Venture into the world of discontinued soft drinks and you'll find a sea of nostalgic and oft-forgotten flavors that range from visual head-scratchers like Pepsi Blue and Crystal Pepsi to Coke flops, including a coffee-flavored concoction and a soda aimed at Gen X.

And while it might be easy to understand why something like Orbitz with its lava lamp looking bottle and floating spheres of goo didn't stick around for long, there are certain soft drinks that seemed to have all of the right ideas but none of the staying power. One of these sodas that looked particularly good on paper was Vault. This ultra-caffeinated lemon-lime soft drink was introduced in 2005, essentially serving as the Coca-Cola Company's take on Pepsi's neon-hued gamer fuel, Mountain Dew.

According to Food Ingredients First, when Vault rolled out it was aimed at a younger market of people that had a taste for carbonated energy drinks, and apparently SUVs. A snippet from the beverage's early press release read: "Vault is a groundbreaking hybrid in much the same way sport-utility vehicles combine the most desirable features of cars and trucks. Vault offers the best of both worlds in one appealing package."

Vault's exit from Coca-Cola's family of products came abruptly

Vault's foray into the world of energy drinks only lasted six short years, but in that time, it featured prominently in Super Bowl XL advertising and established a roster of flavors that included grape, peach, Vault Zero, and Red Blitz, the latter being an attempt to go head to head with Mountain Dew Code Red (via Mental Floss)Vault's exit from Coca-Cola's family of products came in 2011 when the company decided to fold the brand. The company decided to focus its energy on a drink with a longer history and more brand recognition: Mello Yello (via Convenience Store News).

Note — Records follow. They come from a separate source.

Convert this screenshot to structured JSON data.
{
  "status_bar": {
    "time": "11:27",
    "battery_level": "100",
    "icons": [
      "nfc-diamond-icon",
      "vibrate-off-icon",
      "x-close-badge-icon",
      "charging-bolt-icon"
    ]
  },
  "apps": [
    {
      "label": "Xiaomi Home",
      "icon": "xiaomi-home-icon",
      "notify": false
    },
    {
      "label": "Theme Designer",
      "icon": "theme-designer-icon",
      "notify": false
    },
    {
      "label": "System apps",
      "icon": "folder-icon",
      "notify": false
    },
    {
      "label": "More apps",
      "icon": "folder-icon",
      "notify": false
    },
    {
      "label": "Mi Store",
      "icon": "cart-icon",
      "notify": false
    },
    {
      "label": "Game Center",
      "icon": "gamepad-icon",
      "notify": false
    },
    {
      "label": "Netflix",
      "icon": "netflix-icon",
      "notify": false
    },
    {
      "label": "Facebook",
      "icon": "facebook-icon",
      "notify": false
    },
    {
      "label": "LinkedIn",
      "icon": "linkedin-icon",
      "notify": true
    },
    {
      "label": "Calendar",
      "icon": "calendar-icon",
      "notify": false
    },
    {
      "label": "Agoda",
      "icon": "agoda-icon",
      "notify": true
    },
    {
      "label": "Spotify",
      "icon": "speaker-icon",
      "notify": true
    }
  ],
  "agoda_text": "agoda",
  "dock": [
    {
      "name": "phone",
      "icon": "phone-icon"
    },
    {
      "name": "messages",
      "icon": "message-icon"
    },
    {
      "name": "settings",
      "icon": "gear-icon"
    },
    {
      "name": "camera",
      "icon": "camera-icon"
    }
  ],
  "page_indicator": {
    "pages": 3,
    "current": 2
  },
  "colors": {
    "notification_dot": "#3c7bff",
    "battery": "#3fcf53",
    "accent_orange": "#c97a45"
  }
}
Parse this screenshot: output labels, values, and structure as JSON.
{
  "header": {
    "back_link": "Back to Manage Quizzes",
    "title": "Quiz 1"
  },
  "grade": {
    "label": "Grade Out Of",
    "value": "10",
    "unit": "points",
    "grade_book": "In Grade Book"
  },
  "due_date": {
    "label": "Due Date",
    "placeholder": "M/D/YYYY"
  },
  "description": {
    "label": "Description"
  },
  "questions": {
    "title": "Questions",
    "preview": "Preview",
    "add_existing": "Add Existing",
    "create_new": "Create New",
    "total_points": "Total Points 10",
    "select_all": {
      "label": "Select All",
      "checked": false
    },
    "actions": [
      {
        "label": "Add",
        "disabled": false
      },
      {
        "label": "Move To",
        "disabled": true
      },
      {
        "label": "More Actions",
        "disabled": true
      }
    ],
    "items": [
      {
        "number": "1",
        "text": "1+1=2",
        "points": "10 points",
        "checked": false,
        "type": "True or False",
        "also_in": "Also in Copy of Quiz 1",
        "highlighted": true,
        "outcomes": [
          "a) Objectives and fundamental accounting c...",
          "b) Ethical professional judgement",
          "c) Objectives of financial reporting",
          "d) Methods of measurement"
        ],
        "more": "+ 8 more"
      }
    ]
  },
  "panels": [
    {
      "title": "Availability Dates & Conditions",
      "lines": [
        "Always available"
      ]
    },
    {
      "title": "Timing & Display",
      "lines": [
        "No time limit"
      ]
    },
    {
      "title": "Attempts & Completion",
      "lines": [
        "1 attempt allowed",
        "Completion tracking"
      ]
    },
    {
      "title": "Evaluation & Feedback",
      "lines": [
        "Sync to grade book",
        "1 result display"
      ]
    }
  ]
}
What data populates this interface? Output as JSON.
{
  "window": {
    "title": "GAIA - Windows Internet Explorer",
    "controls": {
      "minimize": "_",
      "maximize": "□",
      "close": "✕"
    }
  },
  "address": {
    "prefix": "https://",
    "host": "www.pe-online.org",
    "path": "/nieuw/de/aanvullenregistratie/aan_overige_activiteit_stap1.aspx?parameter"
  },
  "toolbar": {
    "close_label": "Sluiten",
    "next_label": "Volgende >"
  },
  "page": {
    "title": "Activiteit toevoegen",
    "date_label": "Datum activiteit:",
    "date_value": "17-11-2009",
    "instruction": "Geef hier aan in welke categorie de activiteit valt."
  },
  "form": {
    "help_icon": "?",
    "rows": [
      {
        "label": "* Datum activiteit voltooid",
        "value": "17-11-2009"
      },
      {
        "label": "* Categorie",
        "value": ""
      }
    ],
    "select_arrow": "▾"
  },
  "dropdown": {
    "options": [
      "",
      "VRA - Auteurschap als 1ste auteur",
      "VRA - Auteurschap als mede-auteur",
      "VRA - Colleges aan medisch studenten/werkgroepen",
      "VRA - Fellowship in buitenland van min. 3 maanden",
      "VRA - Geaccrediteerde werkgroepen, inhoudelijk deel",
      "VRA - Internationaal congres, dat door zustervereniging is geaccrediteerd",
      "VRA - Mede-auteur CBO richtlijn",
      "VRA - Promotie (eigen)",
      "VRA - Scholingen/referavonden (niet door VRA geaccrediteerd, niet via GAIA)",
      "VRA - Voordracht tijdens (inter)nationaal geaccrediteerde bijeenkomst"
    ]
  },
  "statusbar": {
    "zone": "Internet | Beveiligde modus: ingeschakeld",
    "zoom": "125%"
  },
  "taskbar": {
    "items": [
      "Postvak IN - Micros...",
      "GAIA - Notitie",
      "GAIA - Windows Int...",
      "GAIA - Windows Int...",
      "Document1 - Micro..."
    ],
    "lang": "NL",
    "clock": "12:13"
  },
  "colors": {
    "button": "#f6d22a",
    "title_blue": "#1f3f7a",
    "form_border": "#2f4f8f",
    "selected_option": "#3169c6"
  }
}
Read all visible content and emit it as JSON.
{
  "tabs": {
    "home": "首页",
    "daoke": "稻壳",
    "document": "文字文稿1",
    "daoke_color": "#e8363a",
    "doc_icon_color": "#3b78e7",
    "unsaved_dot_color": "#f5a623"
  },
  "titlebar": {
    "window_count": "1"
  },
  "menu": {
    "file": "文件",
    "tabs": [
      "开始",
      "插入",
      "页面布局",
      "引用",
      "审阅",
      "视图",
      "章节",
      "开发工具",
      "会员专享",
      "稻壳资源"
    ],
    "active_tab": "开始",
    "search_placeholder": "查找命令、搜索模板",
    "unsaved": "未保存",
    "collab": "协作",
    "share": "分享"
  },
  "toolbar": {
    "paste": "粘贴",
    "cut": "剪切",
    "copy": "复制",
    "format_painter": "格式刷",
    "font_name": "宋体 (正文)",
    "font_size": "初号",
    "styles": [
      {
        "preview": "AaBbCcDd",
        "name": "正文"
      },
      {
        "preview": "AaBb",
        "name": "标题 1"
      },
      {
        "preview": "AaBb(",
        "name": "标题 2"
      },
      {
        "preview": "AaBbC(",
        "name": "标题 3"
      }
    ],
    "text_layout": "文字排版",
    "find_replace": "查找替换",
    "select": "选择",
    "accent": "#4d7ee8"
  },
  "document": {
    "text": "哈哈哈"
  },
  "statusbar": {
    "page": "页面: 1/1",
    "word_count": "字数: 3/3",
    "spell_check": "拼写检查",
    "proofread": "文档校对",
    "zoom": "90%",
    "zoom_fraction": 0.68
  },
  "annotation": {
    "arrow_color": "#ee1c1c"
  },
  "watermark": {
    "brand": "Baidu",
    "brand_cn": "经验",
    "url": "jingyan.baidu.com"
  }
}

While Vault's run was brief, the soft drink made its mark with more than a few commercials that exude serious early aughts energy. Some memorable moments include a spot featuring a farmer crafting a cyber scarecrow and this gem that seems to imply that Vault has the ability to transform anyone into a paintball pro. Although Vault never reached the peak staying power of Mountain Dew, the soda retained a devoted fan following that has gone as far unearthing a long-form commercial for the dearly departed drink and starting a petition pleading for Coca-Cola to revive the cult favorite.